Galen Claudius

Claudius Galen (131–201 AD). 70 years

      Ancient Roman physician, philosopher, naturalist.

    Born in Pergamum, the son of the architect Nikon. After thorough and comprehensive study of philosophy with representatives of the four main schools of that time: Stoic, Platonic, Peripatetic, and Epicurean, Galen began studying the art of medicine at the age of 17, training with various renowned physicians in his hometown, Smyrna, and Corinth. To expand his knowledge, he undertook a journey to Lycia and Palestine, after which he lived for a long time in Alexandria, the center of the scholarly world of that time, to improve himself primarily in anatomy.

     Galen’s journey to Alexandria greatly broadened the scope of his knowledge and interests. He eagerly observed and studied all the sciences that interested him. Galen knew all the Greek dialects, as well as Latin, Ethiopian, and Persian languages. He spent more than 6 years traveling, and when he returned to Pergamum, he became a physician in the gladiatorial school, where he practiced surgery for 4 years. In 164, the 33-year-old scholar moved to Rome and soon became popular there as an educated lecturer and experienced physician; he was known to the emperor and philosopher Marcus Aurelius, and became close to the Peripatetic Eudemus, a well-known philosopher in Rome whom he cured and who praised him as the most skilled physician.
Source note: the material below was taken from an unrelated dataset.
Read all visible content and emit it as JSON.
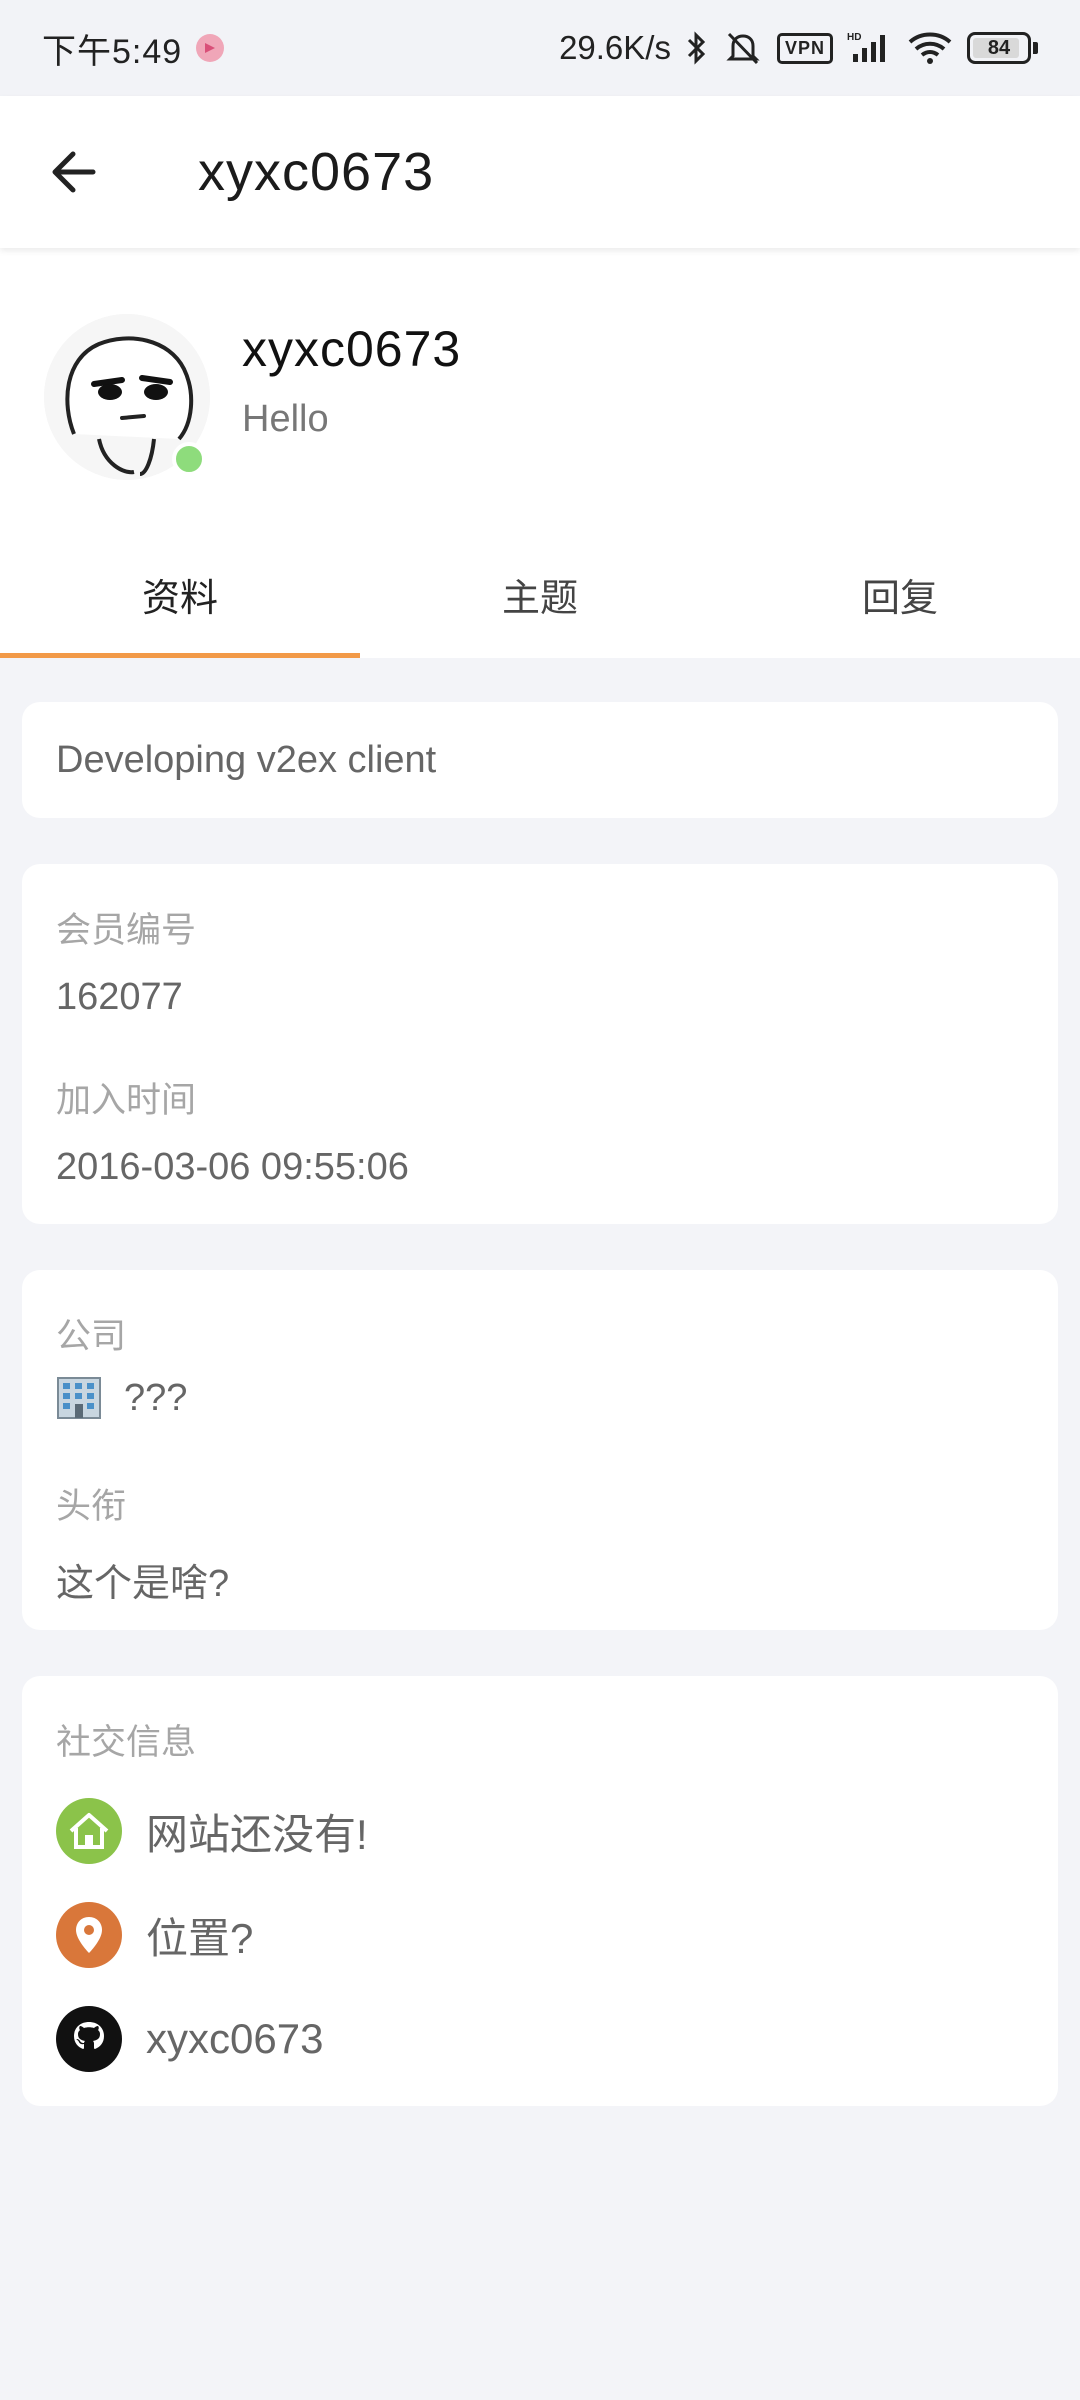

    Even after becoming a popular physician and treating patients from the Roman nobility, Galen did not refuse to help the impoverished sick. The Roman patrician Boethius, along with Galen’s friends, insisted on the establishment of a course of lectures on anatomy, and Galen delivered them in the Temple of Peace for a large audience of citizens interested in science and representatives of medicine. In his lectures, Galen demonstrated dissections of various animals.
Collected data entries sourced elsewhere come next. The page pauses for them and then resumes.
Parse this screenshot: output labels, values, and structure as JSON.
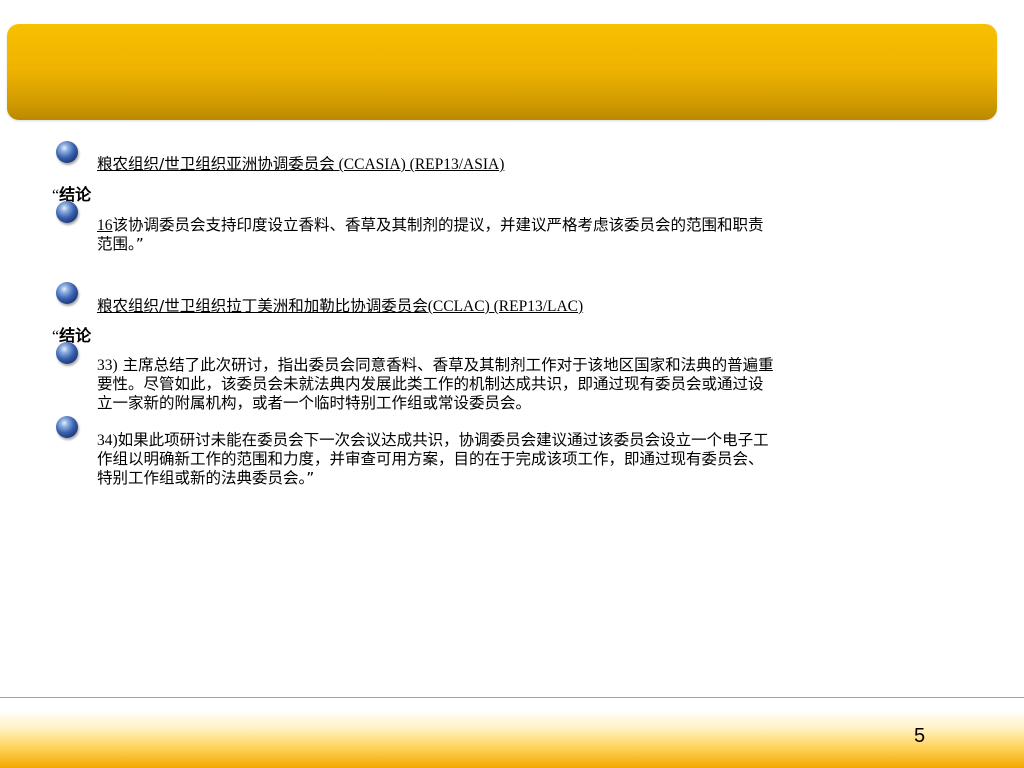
{
  "slide": {
    "section1": {
      "heading_cn": "粮农组织/世卫组织亚洲协调委员会",
      "heading_code": " (CCASIA) (REP13/ASIA)",
      "conclusion_quote": "“",
      "conclusion_label": "结论",
      "item_num": "16",
      "item_text_line1": "该协调委员会支持印度设立香料、香草及其制剂的提议，并建议严格考虑该委员会的范围和职责",
      "item_text_line2": "范围。”"
    },
    "section2": {
      "heading_cn": "粮农组织/世卫组织拉丁美洲和加勒比协调委员会",
      "heading_code": "(CCLAC) (REP13/LAC)",
      "conclusion_quote": "“",
      "conclusion_label": "结论",
      "item33_num": "33)",
      "item33_line1": " 主席总结了此次研讨，指出委员会同意香料、香草及其制剂工作对于该地区国家和法典的普遍重",
      "item33_line2": "要性。尽管如此，该委员会未就法典内发展此类工作的机制达成共识，即通过现有委员会或通过设",
      "item33_line3": "立一家新的附属机构，或者一个临时特别工作组或常设委员会。",
      "item34_num": "34)",
      "item34_line1": "如果此项研讨未能在委员会下一次会议达成共识，协调委员会建议通过该委员会设立一个电子工",
      "item34_line2": "作组以明确新工作的范围和力度，并审查可用方案，目的在于完成该项工作，即通过现有委员会、",
      "item34_line3": "特别工作组或新的法典委员会。”"
    },
    "page_number": "5"
  }
}
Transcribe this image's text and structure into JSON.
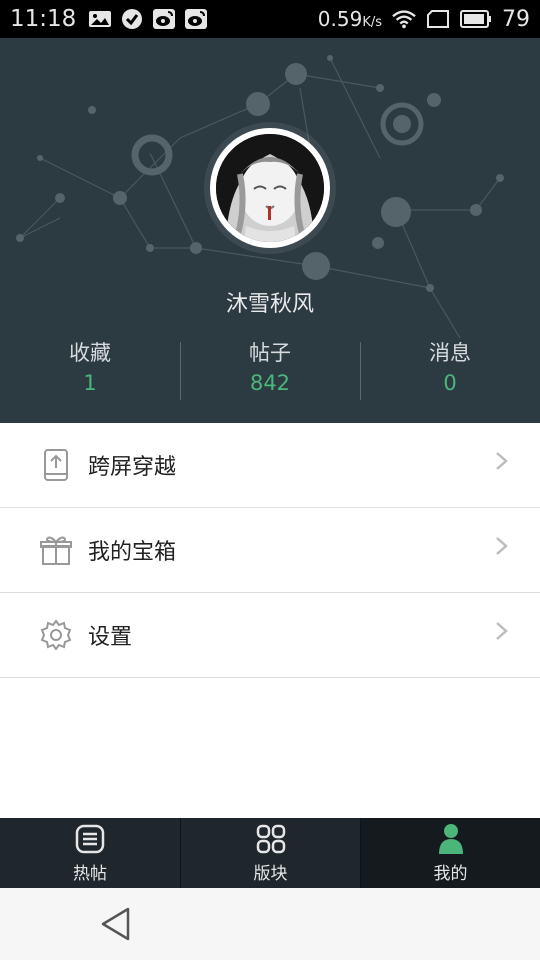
{
  "status_bar": {
    "time": "11:18",
    "icons": [
      "image-icon",
      "check-circle-icon",
      "weibo-icon",
      "weibo-icon"
    ],
    "net_speed": "0.59",
    "net_speed_unit": "K/s",
    "battery": "79"
  },
  "profile": {
    "username": "沐雪秋风",
    "stats": [
      {
        "label": "收藏",
        "value": "1"
      },
      {
        "label": "帖子",
        "value": "842"
      },
      {
        "label": "消息",
        "value": "0"
      }
    ]
  },
  "menu": {
    "items": [
      {
        "label": "跨屏穿越",
        "icon": "phone-upload-icon"
      },
      {
        "label": "我的宝箱",
        "icon": "gift-icon"
      },
      {
        "label": "设置",
        "icon": "gear-icon"
      }
    ]
  },
  "tabbar": {
    "tabs": [
      {
        "label": "热帖",
        "icon": "list-icon",
        "active": false
      },
      {
        "label": "版块",
        "icon": "grid-icon",
        "active": false
      },
      {
        "label": "我的",
        "icon": "user-icon",
        "active": true
      }
    ]
  },
  "colors": {
    "header_bg": "#2c3a42",
    "accent_green": "#4cb57a",
    "tab_bg": "#1f262c"
  }
}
    At the same time, he experienced a severe shock – the loss of his manuscripts, which were burned in a fire at the Temple of Peace. In Rome, Galen wrote many works, including his main anatomical-physiological treatise “De usu partium corporis humani” – “On the Function of the Parts of the Human Body”.    

    Galen wrote no less than 300 works, primarily on medical, as well as philosophical, mathematical, and legal subjects. About 80 of his medical works have survived to this day. They concern anatomy, physiology, pathology, pharmacology, therapy, hygiene, dietetics, obstetrics, and embryology. He highly valued the significance of plants as medicinal agents and initiated the production of extraction preparations, widely known as Galenic preparations.

     Galen’s aphorism: “The physician is a helper of nature.”